The agreement will expire as soon as the Forest Service issues its new timber sale plan in the next year or so, but environmental groups say it gives them more leverage in their fight to keep the federal agency from selling road-free forest to logging companies, and more time to rally public opposition.

Meanwhile, the Forest Service can still sell 108 million board feet of timber, almost all of which is located in areas accessible by road, said Dennis Neill, a spokesman in the agency's Ketchikan office. The sales will keep about 650 employees in timber and related industries in their jobs until at least the end of the year, Neill said.

The agreement could make it much more difficult for the Forest Service to restore the roadless areas to future timber sale plans, Neill said.

"This delays those sales indefinitely from a few months to forever," Neill said.

Environmental groups are still wary.

"It does not put the issue to bed for good," said Tom Waldo, a Juneau-based attorney for the environmental litigation group Earthjustice. "I would like to be optismistic that the agency would adopt a plan that recognizes the changed realities in the Tongass, that the forest is worth a lot more for hunting, fishing, wildlife and tourism than for clear-cuts."

Waldo was referring to the precipitous decrease in demand for wood from the Tongass since the early 1990s as large timber corporations turned to the less expensive practice of harvesting trees in developing countries.

The Alaska Forest Association, a timber industry trade group based in Ketchikan, would not comment on the agreement because its board of directors hadn't seen it yet.
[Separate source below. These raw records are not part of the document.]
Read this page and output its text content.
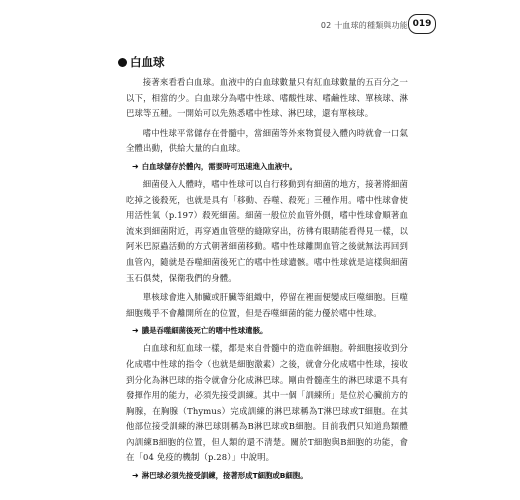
02 十血球的種類與功能 019
白血球

接著來看看白血球。血液中的白血球數量只有紅血球數量的五百分之一以下，相當的少。白血球分為嗜中性球、嗜酸性球、嗜鹼性球、單核球、淋巴球等五種。一開始可以先熟悉嗜中性球、淋巴球，還有單核球。

嗜中性球平常儲存在骨髓中，當細菌等外來物質侵入體內時就會一口氣全體出動，供給大量的白血球。

➜ 白血球儲存於體內，需要時可迅速進入血液中。

細菌侵入人體時，嗜中性球可以自行移動到有細菌的地方，接著將細菌吃掉之後殺死，也就是具有「移動、吞噬、殺死」三種作用。嗜中性球會使用活性氧（p.197）殺死細菌。細菌一般位於血管外側，嗜中性球會順著血流來到細菌附近，再穿過血管壁的縫隙穿出，彷彿有眼睛能看得見一樣，以阿米巴原蟲活動的方式朝著細菌移動。嗜中性球離開血管之後就無法再回到血管內，隨就是吞噬細菌後死亡的嗜中性球遺骸。嗜中性球就是這樣與細菌玉石俱焚，保衛我們的身體。

單核球會進入肺臟或肝臟等組織中，停留在裡面便變成巨噬細胞。巨噬細胞幾乎不會離開所在的位置，但是吞噬細菌的能力優於嗜中性球。

➜ 膿是吞噬細菌後死亡的嗜中性球遺骸。

白血球和紅血球一樣，都是來自骨髓中的造血幹細胞。幹細胞接收到分化成嗜中性球的指令（也就是細胞激素）之後，就會分化成嗜中性球，接收到分化為淋巴球的指令就會分化成淋巴球。剛由骨髓產生的淋巴球還不具有發揮作用的能力，必須先接受訓練。其中一個「訓練所」是位於心臟前方的胸腺，在胸腺（Thymus）完成訓練的淋巴球稱為T淋巴球或T細胞。在其他部位接受訓練的淋巴球則稱為B淋巴球或B細胞。目前我們只知道鳥類體內訓練B細胞的位置，但人類的還不清楚。關於T細胞與B細胞的功能，會在「04 免疫的機制（p.28）」中說明。

➜ 淋巴球必須先接受訓練，接著形成T細胞或B細胞。
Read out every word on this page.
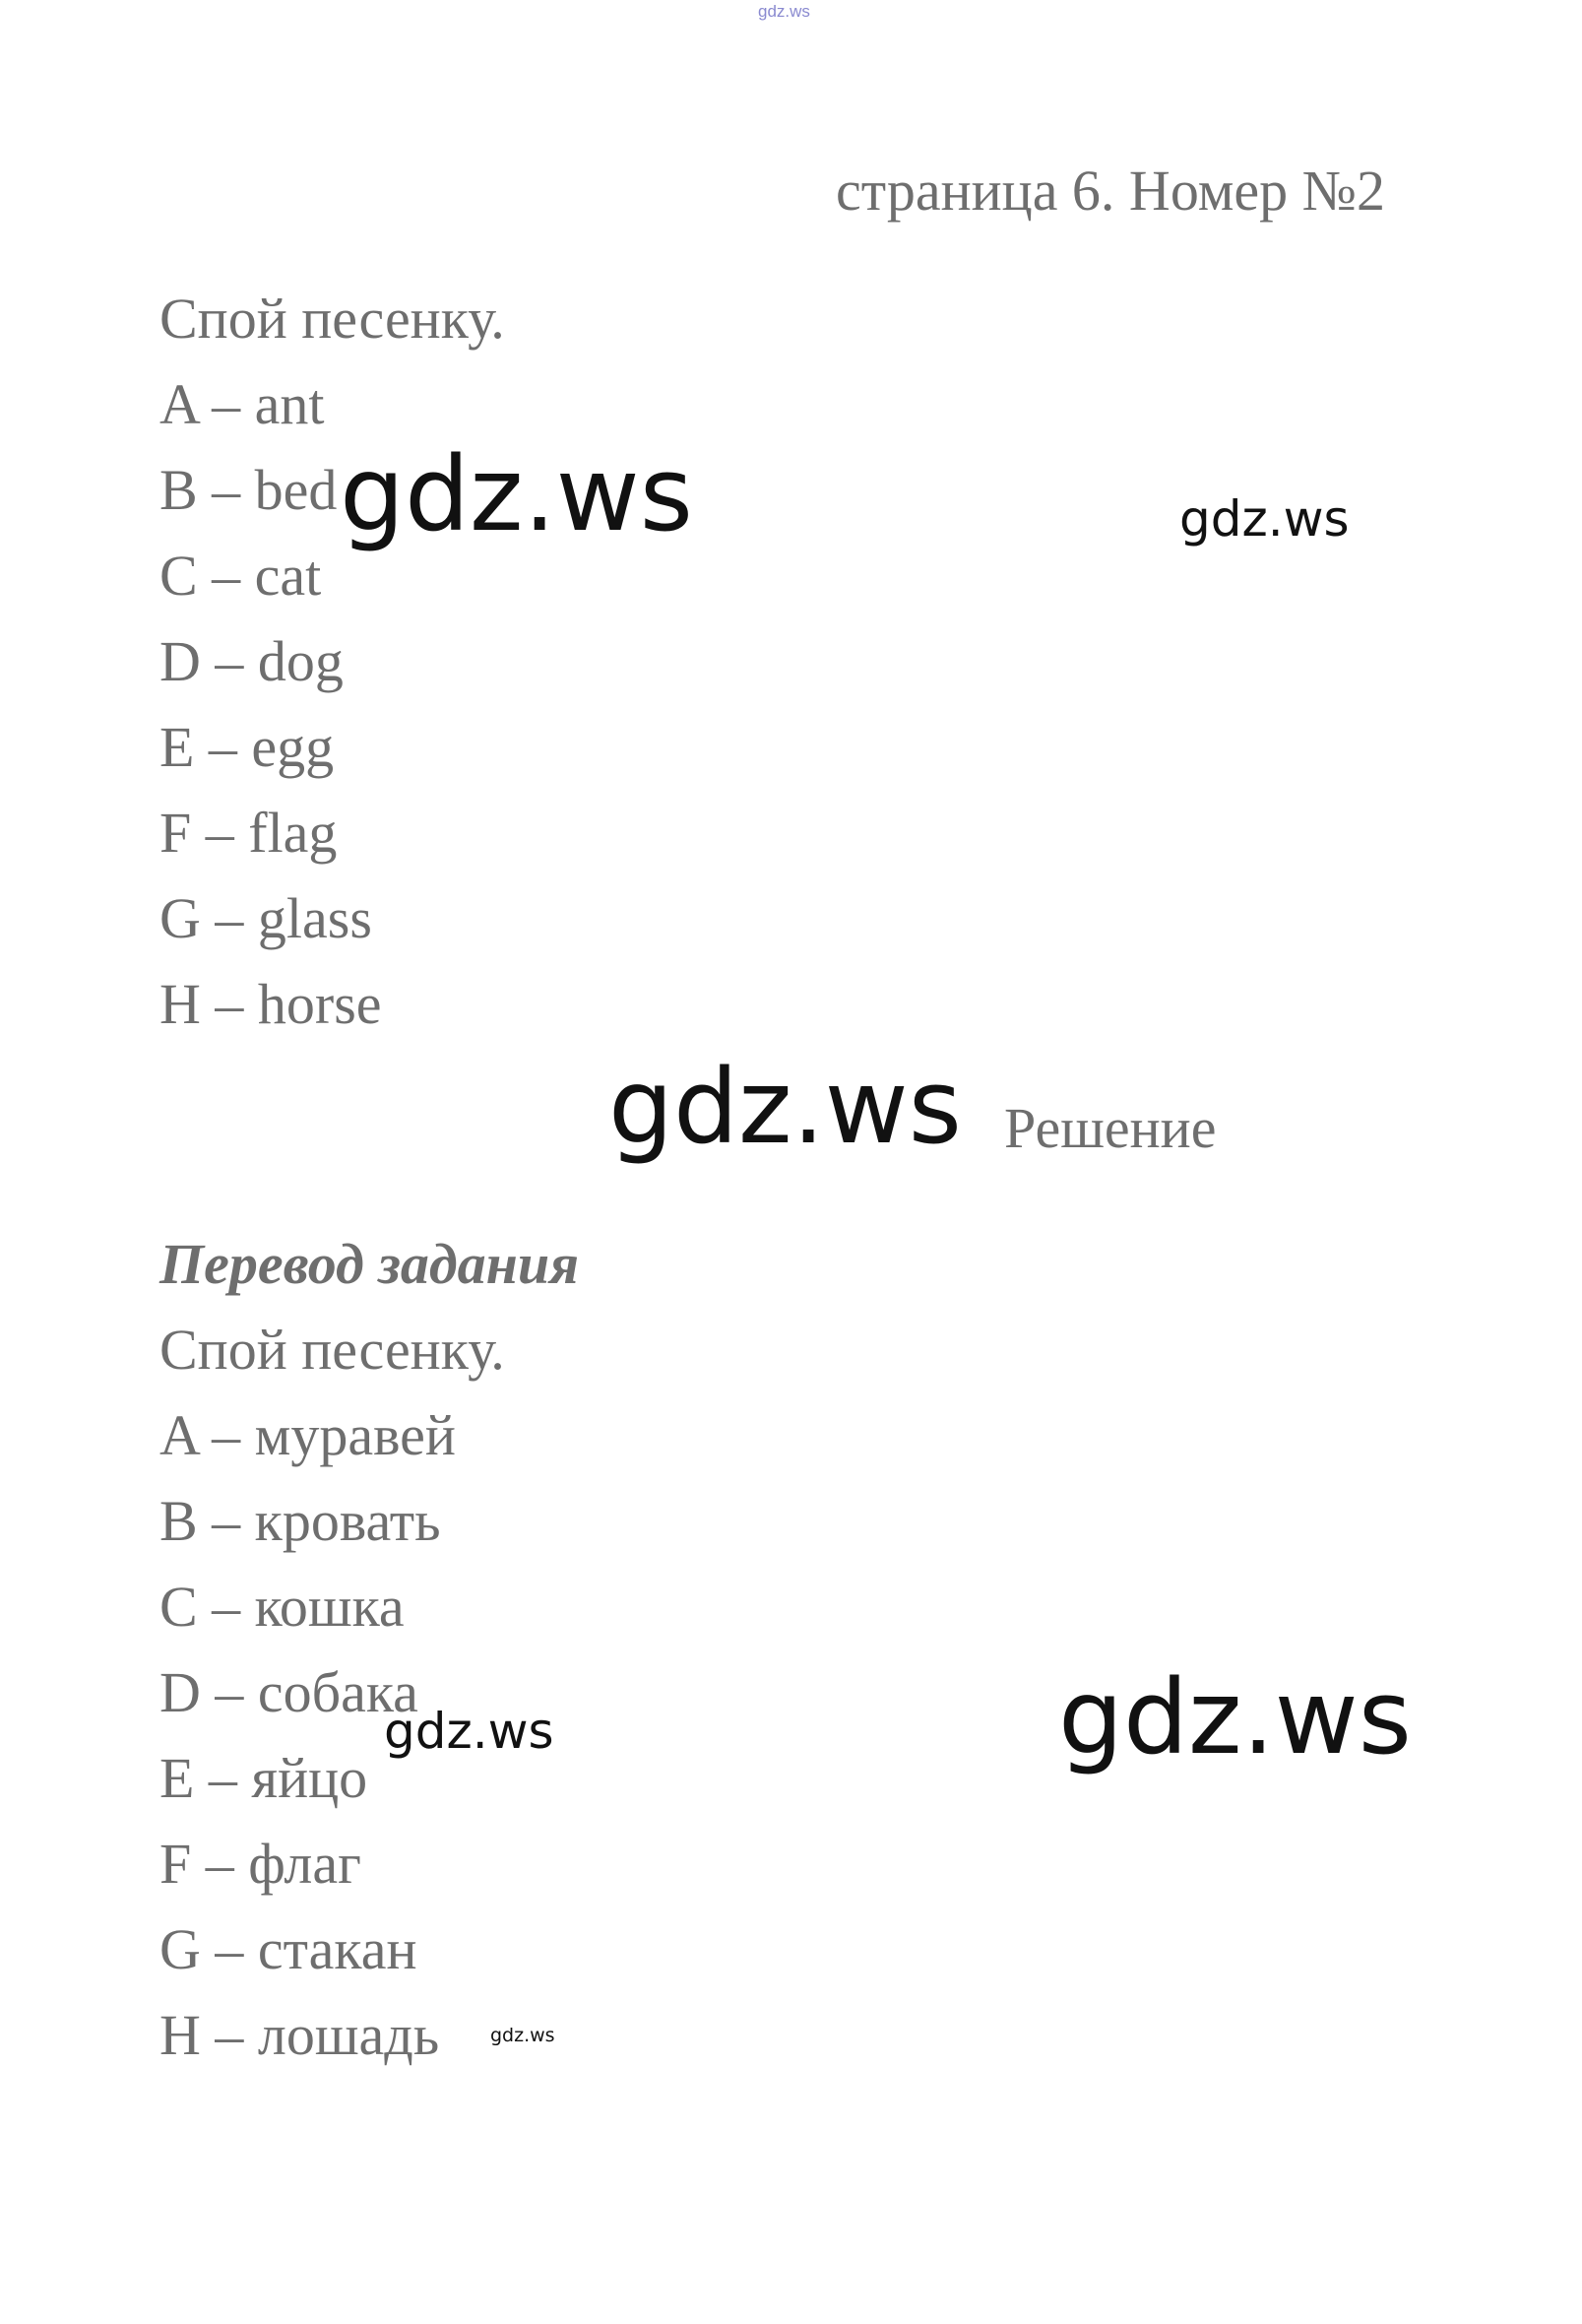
gdz.ws
страница 6. Номер №2
Спой песенку.
A – ant
B – bed
C – cat
D – dog
E – egg
F – flag
G – glass
H – horse
Решение
Перевод задания
Спой песенку.
A – муравей
B – кровать
C – кошка
D – собака
E – яйцо
F – флаг
G – стакан
H – лошадь
gdz.ws	gdz.ws
gdz.ws
gdz.ws
gdz.ws
gdz.ws
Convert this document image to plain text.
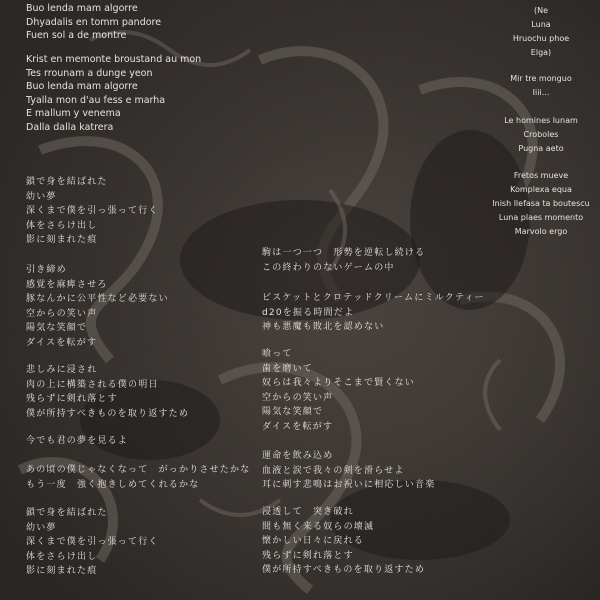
Buo lenda mam algorre
Dhyadalis en tomm pandore
Fuen sol a de montre
Krist en memonte broustand au mon
Tes rrounam a dunge yeon
Buo lenda mam algorre
Tyalla mon d'au fess e marha
E mallum y venema
Dalla dalla katrera
鎖で身を結ばれた
幼い夢
深くまで僕を引っ張って行く
体をさらけ出し
影に刻まれた痕
引き締め
感覚を麻痺させろ
豚なんかに公平性など必要ない
空からの笑い声
陽気な笑顔で
ダイスを転がす
悲しみに浸され
肉の上に構築される僕の明日
残らずに剣れ落とす
僕が所持すべきものを取り返すため
今でも君の夢を見るよ
あの頃の僕じゃなくなって　がっかりさせたかな
もう一度　強く抱きしめてくれるかな
鎖で身を結ばれた
幼い夢
深くまで僕を引っ張って行く
体をさらけ出し
影に刻まれた痕
駒は一つ一つ　形勢を逆転し続ける
この終わりのないゲームの中
ビスケットとクロテッドクリームにミルクティー
d20を振る時間だよ
神も悪魔も敗北を認めない
喰って
歯を磨いて
奴らは我々よりそこまで賢くない
空からの笑い声
陽気な笑顔で
ダイスを転がす
運命を飲み込め
血液と涙で我々の剣を滑らせよ
耳に刺す悲鳴はお祝いに相応しい音楽
浸透して　突き破れ
間も無く来る奴らの壊滅
懐かしい日々に戻れる
残らずに剣れ落とす
僕が所持すべきものを取り返すため
(Ne
Luna
Hruochu phoe
Elga)
Mir tre monguo
Iiii...
Le homines lunam
Croboles
Pugna aeto
Fretos mueve
Komplexa equa
Inish llefasa ta boutescu
Luna plaes momento
Marvolo ergo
Calls on Wednesday to executive director Owen Graham and president Kirk Dahlstrom were not immediately returned.

The agreement stems from one of four lawsuits filed by environmental groups in 2003 that have since shifted the Forest Service's timber sale program away from roadless areas to land that can be reached via roads that meander for 3,700 miles through the 17-million acre Tongass.

In the run-up to the settlement, environmentalists argued that based on market demand, the Forest Service had miscalculated how much land in the nation's largest national forest should be made available to logging.

In 2005, the 9th Circuit Court of Appeals agreed. The court struck down the Forest Service's land management plan on grounds that the agency had mistakenly doubled the volume of timber needed to supply local sawmills and failed to consider better protections for roadless areas.

The U.S. District Court in Alaska was then responsible for determining whether logging should be allowed while the agency was writing up a new plan, culminating in the agreement.

Plaintiffs include the Southeast Alaska Conservation Council, the village of Kake and several national environmental groups, including the Sierra Club and the Center for Biological Diversity.

Public comments for the Forest Service's new timber sale plan are due April 30. The Forest Service hopes to finalize the amended forest plan by the end of August, Neill said. A 45-day appeal period will follow.

The Tongass is the world's largest temperate rainforest and covers about 80 percent of southeast Alaska. It provides a livelihood for thousands of residents in the timber, tourism and guiding industries and is used by many for subsistence and recreational activities.